For the first time since the end of the Second World War, in 2022 a military confrontation among imperialist powers and power blocs escalated directly. It put an end to more than seven decades of imperialist peace. Until now, there had certainly been invasions by troops of imperialist countries or proxy wars, but regardless of all their brutality, destruction of human lives, production sites and living environments, they played only a limited, minor role in terms of world politics.

With the Ukraine war and the acute threat of a Third World War, a new phase of accelerated destabilization of the imperialist world system emerged within the framework of the general crisis of capitalism. It prepares the ground for a revolutionary world crisis. Thus the general crisis-ridden nature of imperialism takes on a new quality. All major contradictions of the imperialist world system are intensifying by leaps and bounds.


The open world crisis

With the Ukraine conflict an open political, economic, ecological and military world crisis broke out. This new starting situation abruptly changes the task of the revolutionary class struggle.

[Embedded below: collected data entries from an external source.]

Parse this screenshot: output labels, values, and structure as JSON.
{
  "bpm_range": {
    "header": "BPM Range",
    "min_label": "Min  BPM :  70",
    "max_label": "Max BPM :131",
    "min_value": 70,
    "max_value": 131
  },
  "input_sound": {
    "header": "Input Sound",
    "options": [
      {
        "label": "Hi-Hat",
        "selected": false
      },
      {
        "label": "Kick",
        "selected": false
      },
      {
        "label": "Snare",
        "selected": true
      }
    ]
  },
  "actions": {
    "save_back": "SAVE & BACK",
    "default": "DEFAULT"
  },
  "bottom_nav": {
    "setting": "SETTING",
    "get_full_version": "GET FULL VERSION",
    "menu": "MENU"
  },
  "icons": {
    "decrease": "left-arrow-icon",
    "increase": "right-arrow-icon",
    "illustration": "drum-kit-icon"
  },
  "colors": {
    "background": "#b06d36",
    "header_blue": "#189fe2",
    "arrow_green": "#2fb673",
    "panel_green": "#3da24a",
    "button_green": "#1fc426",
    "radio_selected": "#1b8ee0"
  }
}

1. Politically, the open world crisis becomes evident in a universal and uncontrolled disruption of the previously multipolar structure. This fundamentally questions the existing imperialist world order and its institutions. The laboriously formulated articles of international law, human rights, and internationally valid disarmament treaties suddenly were not worth the paper they are written on. International organizations such as the UN, NATO, or the EU got into more or less open crises as a result of the emerging antagonism145 between the national interests of individual countries. On 24 March 2022, for example, 53 of the 193 UN member states refused to approve a resolution of the General Assembly on the immediate cessation of Russia’s hostilities against Ukraine.146 The USA, of all countries, still the world’s No. 1 warmonger, brings the establishment of a US-dominated “alliance of democracies” up for discussion as an alternative to the paralyzed UN.147

2. Economically, an open crisis of the reorganization of international production emerged on the basis of the world economic and financial crisis that broke out in 2018 and has since further deepened.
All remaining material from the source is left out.